Et c’est là que les choses se corsent (boum). Car il faut connaître pour ce faire les coordonnées OQQ (Où ? Quand ? Quelle ?), et ça, Carmody n’en sait strictement rien, et personne ne semble prêt à l’aider. Or son problème est aggravé par la Loi de la prédation universelle : Carmody est en effet poursuivi par un carmodyphage qui en veut à sa peau, et est prêt à toutes les ruses pour le becqueter. Commence alors pour notre « héros » un long périple hystérique à travers l’espace et le temps pour regagner notre bonne vieille planète bleue, à la bonne époque, et dans la bonne version, avec une sale bébête à ses trousses…
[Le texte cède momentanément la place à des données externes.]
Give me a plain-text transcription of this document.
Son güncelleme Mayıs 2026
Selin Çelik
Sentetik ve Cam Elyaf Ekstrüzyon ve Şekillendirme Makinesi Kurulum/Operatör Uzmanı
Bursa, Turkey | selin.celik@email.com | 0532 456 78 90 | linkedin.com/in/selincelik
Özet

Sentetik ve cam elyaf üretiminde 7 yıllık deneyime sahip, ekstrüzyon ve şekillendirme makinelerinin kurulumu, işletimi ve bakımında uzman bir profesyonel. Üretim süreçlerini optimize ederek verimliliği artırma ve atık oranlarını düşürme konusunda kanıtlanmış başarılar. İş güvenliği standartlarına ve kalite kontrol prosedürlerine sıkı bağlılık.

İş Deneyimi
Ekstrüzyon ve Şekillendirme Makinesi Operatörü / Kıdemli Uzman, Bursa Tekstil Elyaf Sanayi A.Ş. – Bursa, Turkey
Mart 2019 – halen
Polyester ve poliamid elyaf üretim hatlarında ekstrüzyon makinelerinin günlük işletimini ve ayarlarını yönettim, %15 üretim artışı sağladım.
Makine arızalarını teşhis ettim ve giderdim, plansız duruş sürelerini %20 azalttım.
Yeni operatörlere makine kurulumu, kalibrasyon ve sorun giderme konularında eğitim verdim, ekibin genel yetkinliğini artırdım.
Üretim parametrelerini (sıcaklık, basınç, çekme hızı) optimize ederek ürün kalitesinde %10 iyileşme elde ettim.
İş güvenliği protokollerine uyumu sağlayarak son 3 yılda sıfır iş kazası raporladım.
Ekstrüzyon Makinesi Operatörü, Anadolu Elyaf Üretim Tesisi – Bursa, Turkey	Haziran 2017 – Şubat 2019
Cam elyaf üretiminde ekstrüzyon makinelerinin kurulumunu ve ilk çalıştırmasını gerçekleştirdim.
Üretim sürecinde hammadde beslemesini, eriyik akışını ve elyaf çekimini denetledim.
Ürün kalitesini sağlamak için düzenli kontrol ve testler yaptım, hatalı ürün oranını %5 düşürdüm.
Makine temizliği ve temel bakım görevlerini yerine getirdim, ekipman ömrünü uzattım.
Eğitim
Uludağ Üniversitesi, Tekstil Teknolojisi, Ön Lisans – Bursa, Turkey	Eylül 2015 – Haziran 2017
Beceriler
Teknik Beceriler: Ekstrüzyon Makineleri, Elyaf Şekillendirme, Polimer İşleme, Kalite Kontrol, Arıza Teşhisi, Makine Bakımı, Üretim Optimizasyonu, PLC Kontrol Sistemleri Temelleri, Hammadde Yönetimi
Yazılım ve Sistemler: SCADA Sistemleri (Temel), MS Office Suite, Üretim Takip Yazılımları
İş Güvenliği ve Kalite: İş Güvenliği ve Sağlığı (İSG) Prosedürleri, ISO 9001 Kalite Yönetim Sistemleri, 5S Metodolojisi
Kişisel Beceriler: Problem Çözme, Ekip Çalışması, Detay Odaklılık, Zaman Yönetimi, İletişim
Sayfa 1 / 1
Un roman, La Dimension des miracles ? Oui, dans le sens où il y a bien une histoire, un fil rouge, qui va du début à la fin. Mais disons-le franchement : c’est avant tout le prétexte à une succession de saynètes toutes plus jubilatoires les unes que les autres. Bien sûr, je ne vais pas vous en dévoiler ici le fond ; mais disons simplement que, entre autres, nous aurons l’occasion de voir Carmody tailler la causette avec un dieu, en apprendre un peu plus sur l’origine de la Terre et de la science, découvrir ce qu’il y avait avant l’homme, consommer, consommer et consommer, et souffrir mille morts dans l’enfer de Bellwether. Autant de passages souvent hilarants, très bien vus, pratiquant toutes sortes de formes d’humour, allant du burlesque à l’absurde en passant par la satire et le comique de répétition. Et s’il est ici un auteur avec lequel j’aurais envie de faire un lien de parenté, bien plus que Fredric Brown ou Douglas Adams, ce serait Terry Pratchett, quand il est au sommet de sa forme.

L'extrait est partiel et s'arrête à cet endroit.